With less than a month until the 2023 Oscars are set to take place at the Dolby Theatre in Los Angeles, the Academy has implemented a new crisis team to prevent last year’s infamous slap from happening again. Bill Kramer, the Academy of Motion Picture Arts and Sciences CEO, confirmed the news in his interview with Time magazine.

“We have a whole crisis team, something we’ve never had before, and many plans in place,” Kramer said. “We’ve run many scenarios.
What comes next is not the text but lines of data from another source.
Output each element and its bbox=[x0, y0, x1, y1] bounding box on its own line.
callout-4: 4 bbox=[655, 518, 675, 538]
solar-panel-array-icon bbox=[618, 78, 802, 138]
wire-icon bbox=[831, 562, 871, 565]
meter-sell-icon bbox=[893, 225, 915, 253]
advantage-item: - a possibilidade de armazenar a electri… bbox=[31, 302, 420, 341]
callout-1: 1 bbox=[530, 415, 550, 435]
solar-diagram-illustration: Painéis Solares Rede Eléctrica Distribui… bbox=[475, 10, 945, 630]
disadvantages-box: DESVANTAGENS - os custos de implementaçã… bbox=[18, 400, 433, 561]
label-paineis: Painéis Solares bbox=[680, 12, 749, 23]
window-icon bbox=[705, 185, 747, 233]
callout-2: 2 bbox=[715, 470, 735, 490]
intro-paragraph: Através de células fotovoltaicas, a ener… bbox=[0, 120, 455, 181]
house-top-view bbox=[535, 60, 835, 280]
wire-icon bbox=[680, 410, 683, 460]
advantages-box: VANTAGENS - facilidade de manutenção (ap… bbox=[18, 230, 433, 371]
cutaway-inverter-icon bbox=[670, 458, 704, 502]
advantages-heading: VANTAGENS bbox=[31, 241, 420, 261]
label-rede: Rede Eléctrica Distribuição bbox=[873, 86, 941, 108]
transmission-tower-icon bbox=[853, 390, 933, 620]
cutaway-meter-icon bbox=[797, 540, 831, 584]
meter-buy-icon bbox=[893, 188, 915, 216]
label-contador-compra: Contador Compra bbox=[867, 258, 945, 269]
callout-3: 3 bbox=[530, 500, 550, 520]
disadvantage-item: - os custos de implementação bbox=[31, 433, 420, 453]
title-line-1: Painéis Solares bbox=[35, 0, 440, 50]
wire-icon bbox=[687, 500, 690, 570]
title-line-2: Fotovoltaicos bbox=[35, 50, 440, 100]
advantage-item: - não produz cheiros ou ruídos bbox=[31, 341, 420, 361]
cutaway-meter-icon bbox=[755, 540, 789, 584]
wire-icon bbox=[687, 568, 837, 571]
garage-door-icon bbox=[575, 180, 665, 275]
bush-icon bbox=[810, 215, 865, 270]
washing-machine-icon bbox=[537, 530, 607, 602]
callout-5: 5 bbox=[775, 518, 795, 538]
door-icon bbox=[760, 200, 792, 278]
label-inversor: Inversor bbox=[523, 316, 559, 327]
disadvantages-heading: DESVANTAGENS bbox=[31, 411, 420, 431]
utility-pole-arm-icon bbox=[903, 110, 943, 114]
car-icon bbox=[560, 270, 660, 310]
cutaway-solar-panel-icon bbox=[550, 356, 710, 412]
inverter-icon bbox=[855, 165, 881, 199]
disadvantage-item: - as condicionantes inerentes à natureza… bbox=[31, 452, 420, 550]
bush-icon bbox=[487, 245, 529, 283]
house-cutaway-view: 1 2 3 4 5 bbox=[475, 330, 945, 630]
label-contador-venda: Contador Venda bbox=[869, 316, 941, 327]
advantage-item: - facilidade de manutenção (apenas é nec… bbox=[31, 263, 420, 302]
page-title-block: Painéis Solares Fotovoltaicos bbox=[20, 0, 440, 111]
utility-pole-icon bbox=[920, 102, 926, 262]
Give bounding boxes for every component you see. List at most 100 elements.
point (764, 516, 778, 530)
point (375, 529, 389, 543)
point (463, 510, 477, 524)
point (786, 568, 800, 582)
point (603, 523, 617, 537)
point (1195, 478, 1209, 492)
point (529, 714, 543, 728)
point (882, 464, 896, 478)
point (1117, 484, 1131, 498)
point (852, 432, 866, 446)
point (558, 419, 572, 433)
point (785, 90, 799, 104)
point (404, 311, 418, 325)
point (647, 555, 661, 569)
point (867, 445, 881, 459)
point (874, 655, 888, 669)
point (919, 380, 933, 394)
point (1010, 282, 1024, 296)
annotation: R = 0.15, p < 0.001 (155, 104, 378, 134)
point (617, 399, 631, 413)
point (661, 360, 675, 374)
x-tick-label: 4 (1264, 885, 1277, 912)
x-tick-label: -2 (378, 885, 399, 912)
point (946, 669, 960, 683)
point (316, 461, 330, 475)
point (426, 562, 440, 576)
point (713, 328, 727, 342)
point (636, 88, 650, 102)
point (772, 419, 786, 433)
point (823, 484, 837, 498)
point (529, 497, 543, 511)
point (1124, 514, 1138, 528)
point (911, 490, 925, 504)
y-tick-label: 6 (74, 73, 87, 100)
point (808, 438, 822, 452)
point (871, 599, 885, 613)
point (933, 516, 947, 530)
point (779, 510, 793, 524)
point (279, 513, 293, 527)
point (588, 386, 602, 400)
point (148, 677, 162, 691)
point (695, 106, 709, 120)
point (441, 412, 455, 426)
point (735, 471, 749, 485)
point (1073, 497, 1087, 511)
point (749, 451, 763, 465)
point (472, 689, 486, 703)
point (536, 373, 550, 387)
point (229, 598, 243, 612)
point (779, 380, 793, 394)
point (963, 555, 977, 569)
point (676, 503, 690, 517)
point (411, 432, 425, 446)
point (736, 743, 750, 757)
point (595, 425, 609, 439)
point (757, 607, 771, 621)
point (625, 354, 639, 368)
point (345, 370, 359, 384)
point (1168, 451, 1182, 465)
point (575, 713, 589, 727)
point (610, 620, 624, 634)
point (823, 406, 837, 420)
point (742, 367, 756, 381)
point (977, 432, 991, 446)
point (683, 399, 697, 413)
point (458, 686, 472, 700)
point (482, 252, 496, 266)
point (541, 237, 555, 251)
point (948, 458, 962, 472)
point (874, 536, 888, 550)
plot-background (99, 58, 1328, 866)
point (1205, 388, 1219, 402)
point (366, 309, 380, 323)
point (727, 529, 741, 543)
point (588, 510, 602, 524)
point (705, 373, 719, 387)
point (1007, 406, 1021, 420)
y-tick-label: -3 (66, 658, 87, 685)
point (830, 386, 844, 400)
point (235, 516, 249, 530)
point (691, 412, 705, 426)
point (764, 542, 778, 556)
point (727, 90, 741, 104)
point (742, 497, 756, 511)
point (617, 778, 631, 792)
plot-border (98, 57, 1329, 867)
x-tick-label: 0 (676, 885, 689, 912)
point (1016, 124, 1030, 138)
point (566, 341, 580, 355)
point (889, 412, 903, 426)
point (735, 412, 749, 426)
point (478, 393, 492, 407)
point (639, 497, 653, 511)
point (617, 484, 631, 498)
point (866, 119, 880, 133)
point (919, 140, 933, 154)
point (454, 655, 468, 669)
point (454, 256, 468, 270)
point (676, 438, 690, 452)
So it is our hope that we will be prepared for anything that we may not anticipate right now but that we’re planning for just in case it does happen.”

The implementation of a crisis team comes one year after audience members and viewers at home watched Oscars-winner Will Smith walk onto the show’s stage and slap then-host Chris Rock across the face after he made a comment that referred to Jada Pinkett-Smith’s head.

“Because of [the slap] last year, we’ve opened our minds to the many things that can happen at the Oscars,” Kramer continued. “But these crisis plans — the crisis communication teams and structures we have in place — allow us to say this is the group that we have to gather very quickly.”

At the 2022 Oscars, Rock made a controversial joke about Pinkett-Smith’s bald head, which she shaved following her alopecia diagnosis, as he presented the Best Documentary Feature category. After the slap, Smith walked and sat back down in his seat. While there, he repeatedly screamed at Rock to “Keep my wife’s name out your f**king mouth!” Afterward, Smith remained in the audience section as he later accepted his Best Actor Oscar for his performance in King Richard.

“This is how we all come together. This is the spokesperson. This will be the statement. And obviously depending on the specifics of the crisis, and let’s hope something doesn’t happen and we never have to use these, but we already have frameworks in place that we can modify,” Kramer added.

On April 1, five days after the incident, Smith released a statement as he resigned from the Academy. “I betrayed the trust of the Academy,” he wrote. “I deprived other nominees and winners of their opportunity to celebrate and be celebrated for their extraordinary work. I am heartbroken.”

It took the Academy a little longer to decide how to proceed. They later announced that Smith was banned from attending the Oscars ceremonies for 10 years, and his AMPAS membership was revoked.

Earlier this month, AMPAS President Janet Yang spoke at the 2023 Oscars nominees luncheon and acknowledged where their response team went wrong as she reflected on last year’s occurrence.

“I’m sure you all remember we experienced an unprecedented event at the Oscars,” Yang told attendees. “What happened onstage was fully unacceptable, and the response from our organization was inadequate. We learned from this that the Academy must be fully transparent and accountable in our actions, and particularly in times of crisis, you must act swiftly, compassionately, and decisively for ourselves and for our industry. You should and can expect no less from us going forward.”